# Week 10: Convolutional Neural Networks

<hr style="border:2px solid gray">

# Outline

1. [Section One: Introduction to convolutional neural networks](#section-one-introduction-to-convolutional-neural-networks)
1. [Section Two: Convolutional neural networks in PyTorch](#section-two-convolutional-neural-networks-in-pytorch)
1. [Section Three: A convolutional neural network example with Fashion MNIST](#section-three-a-convolutional-neural-network-example-with-fashion-mnist)
1. [Section Four: The CIFAR-10 dataset](#section-four-why-not-normal-neural-networks)
1. [Section Five: Exercises](#section-five-exercises)

<hr style="border:2px solid gray">

# Section One: Introduction to convolutional neural networks [^](#outline)

So far, we have tackled problems we can solve with linear layers and nonlinear activation functions. Let us consider an image classification problem, for example using the MNIST dataset (which is a dataset of 28 by 28 grayscale images). 

If we consider a binary classification problem such that we have a single output, we flatten our 28 by 28 image input into a 784 length input vector, and we construct a fully connected network with a single hidden layer of 512 neurons, we have a total number of weights of $784 \times 512 + 512 \times 1 = 401920$. For just one hidden layer we already have more 400000 parameters! As we construct deeper networks, our number of parameters quickly grows out of hand for any image classification problem. 

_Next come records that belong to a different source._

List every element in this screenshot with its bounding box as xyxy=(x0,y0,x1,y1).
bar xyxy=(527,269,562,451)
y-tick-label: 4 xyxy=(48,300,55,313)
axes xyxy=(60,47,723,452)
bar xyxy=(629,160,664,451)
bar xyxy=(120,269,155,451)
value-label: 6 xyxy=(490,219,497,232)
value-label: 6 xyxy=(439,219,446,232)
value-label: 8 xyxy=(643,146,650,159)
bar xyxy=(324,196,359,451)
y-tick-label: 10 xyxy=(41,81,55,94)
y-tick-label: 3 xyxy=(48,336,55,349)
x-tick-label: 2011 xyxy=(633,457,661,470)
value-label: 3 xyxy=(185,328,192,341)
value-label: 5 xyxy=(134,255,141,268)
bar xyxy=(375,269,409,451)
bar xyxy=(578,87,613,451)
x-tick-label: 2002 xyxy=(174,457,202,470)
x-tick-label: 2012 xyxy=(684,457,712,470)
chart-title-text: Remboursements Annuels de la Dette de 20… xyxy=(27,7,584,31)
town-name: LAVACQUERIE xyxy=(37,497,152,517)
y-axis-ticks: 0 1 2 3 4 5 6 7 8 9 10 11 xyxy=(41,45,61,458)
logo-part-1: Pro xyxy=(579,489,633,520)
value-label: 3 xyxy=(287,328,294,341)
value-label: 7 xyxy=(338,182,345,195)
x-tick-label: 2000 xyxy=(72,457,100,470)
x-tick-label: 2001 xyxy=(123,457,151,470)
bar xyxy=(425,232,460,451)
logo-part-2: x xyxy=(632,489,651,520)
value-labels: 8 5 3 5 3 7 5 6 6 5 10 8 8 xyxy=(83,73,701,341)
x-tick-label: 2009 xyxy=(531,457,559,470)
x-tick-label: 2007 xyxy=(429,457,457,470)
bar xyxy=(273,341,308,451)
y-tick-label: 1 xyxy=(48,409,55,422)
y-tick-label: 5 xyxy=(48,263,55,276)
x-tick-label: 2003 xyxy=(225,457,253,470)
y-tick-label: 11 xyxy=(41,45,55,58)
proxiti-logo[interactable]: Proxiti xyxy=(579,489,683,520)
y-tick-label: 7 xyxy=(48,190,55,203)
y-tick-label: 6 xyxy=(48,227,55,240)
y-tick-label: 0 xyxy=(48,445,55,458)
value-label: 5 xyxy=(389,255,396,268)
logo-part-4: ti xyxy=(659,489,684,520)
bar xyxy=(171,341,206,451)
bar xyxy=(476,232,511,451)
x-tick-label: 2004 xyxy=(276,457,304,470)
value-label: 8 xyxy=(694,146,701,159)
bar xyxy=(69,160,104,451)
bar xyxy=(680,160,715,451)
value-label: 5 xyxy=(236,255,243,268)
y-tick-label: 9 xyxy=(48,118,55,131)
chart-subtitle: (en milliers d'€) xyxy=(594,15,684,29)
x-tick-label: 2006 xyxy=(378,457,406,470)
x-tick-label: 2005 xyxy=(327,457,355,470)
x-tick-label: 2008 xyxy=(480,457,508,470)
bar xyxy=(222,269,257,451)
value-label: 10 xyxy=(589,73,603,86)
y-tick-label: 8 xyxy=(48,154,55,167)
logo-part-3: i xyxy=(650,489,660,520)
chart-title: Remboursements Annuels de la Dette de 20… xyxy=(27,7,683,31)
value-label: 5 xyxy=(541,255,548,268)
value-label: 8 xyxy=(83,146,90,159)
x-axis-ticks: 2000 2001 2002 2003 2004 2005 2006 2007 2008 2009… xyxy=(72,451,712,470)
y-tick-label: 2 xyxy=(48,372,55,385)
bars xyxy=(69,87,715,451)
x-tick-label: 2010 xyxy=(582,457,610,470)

If we now consider the same network construction for a full HD image that is 1920 by 1080, we find we have over a billion parameters for this network. If we consider a colour image,  Clearly, it will very quickly become unfeasible to train a standard neural network for image classification tasks. Because of how many parameters we have, we are likely to overfit when we train such a network. How can we solve this problem? 

When we look at an image, a given pixel is likely to share structure with other pixels near it in the image. We can use this to inform how we structure our model; we want to somehow use this shared **local** structure to develop a good classifier. 

While our standard neural networks are made of linear layers and activation functions, convolutional neural networks add a new type of layer: convolutional layers. 



## Convolutional layers

You will be familiar with convolutions from previous courses on Fourier transforms, but we will briefly review the fundamental concepts before we discuss how they are applied in machine learning.

A convolution between two functions produces a third function that expresses how the shape of one of the functions is modified by the other. The convolution of two functions $f$ and $g$ can be written as 

\begin{equation*}
(f * g)(t) = \int_{-\infty}^\infty f(t - \tau) g(\tau) d\tau,
\end{equation*}
where $\tau$ is a dummy variable introduced for the integration. We can see this as "sliding" the function $f(t - \tau)$ over the function $g(t)$ as we vary $\tau$ in the integration. 

If instead our functions $f$ and $g$ are functions of discrete variables, we can write this expression as a sum instead of an integral:

\begin{equation*}
(f * g)(t) = \sum_{\tau = -\infty}^\infty f(t - \tau) g(\tau)
\end{equation*}


When we apply convolutions in convolutional neural networks, we refer to the function $g(\tau)$ as the input, and the function $f(t - \tau)$ as the **kernel**. The output function $(f * g)(t)$ can be referred to as the **feature map**. Typically, our input is some multidimensional array of data (for example, a colour image with 3 colour channels corresponding to red, green and blue) and the kernel is some multidimensional array of parameters which are learned in the training process. 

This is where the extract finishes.